PART 10

8.9K 511 8
                                    

Damar benar-benar murka dengan keputusan Lili. Anak yang harusnya membanggakan dan menuruti kemauannya, malah membangkang hanya karena mempertahankan kehamilannya. Damar ingin masa depan Lili cemerlang, tetapi Lili malah mengecewakannya dengan kabar kehamilan.

"Anak itu benar-benar kurang ajar," marah Damar seraya menghela napas kasar.

Siapa yang menyangka kalau Lili tak kembali ke apartemennya dan pergi entah ke mana. Padahal Damar sudah merancang akan mengusir Lili dari sana jika anak perempuan itu terus membangkang. Damar bisa membayangkan Lili akan memohon padanya, lalu menuruti keinginannya untuk menggugurkan janin itu.

"Aku juga gak tahu kenapa dia begitu, Pa," desah lelah Yesi. Yesi sama kecewanya pada sang putri. Yesi ingin masa depan Lili tak terhambat akibat kehamilan itu. Entah anak siapa yang dikandungannya, yang pasti Yesi dan Damar tak mau mengakui janin itu sebagai cucu.

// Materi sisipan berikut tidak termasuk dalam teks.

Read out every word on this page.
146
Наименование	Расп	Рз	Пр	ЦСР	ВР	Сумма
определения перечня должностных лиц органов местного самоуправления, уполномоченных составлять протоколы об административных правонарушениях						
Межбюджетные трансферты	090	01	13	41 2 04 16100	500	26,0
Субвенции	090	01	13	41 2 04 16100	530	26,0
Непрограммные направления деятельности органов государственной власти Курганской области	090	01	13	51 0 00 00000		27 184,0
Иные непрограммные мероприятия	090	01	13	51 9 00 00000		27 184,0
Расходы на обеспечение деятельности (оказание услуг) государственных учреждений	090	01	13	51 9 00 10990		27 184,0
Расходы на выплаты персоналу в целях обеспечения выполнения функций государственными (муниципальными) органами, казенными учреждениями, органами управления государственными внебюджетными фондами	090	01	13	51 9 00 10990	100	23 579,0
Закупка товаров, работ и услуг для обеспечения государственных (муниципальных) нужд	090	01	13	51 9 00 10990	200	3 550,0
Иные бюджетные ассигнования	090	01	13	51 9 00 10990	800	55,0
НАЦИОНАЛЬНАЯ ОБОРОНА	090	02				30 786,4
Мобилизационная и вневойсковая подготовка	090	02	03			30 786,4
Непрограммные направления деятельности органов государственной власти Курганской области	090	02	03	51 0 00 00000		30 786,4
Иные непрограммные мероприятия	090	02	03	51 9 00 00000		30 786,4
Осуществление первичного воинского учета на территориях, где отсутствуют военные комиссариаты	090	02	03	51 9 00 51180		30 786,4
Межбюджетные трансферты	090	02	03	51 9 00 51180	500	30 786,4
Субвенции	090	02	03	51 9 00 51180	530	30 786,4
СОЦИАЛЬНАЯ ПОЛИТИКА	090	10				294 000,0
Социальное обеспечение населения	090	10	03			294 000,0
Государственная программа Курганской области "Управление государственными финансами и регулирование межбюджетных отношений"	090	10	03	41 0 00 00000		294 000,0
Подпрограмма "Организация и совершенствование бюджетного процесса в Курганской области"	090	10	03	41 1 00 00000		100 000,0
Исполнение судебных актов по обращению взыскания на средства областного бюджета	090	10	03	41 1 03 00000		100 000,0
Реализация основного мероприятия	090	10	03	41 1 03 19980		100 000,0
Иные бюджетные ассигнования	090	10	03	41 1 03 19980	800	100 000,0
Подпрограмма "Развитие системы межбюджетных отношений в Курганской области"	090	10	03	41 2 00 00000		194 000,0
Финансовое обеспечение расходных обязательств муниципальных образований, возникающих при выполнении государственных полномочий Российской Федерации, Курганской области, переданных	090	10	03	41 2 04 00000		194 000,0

Beginilah jika mereka menutup mata tentang kebahagiaan anaknya. Yang mereka inginkan adalah kesempurnaan, dan anak-anak harus menurutinya.

"Kamu harusnya memperhatikan Lili! Lihat dia jadi membangkang. Entah bajingan mana menghamilinya!" Damar menyalahkan sang istri. Bagi Damar, tugas istri adalah mendidik baik anak-anak. Dan pria tua itu mencari uang, dan melihat anaknya patuh pada perintahnya.

"Kenapa kamu menyalahkanku, Mas? Kamu juga salah di sini, dia bukan putriku saja." Yesi kesal. Yesi menjadi kesal dengan Lili, padahal Yesi memanjakan Lili, tapi apa yang didapat adalah kecewa.

Yesi tak habis pikir dengan Lili, anak itu memang benar-benar membangkang. Bukannya merenungi kesalahannya karena diusir, dan sekarang malah menghilang.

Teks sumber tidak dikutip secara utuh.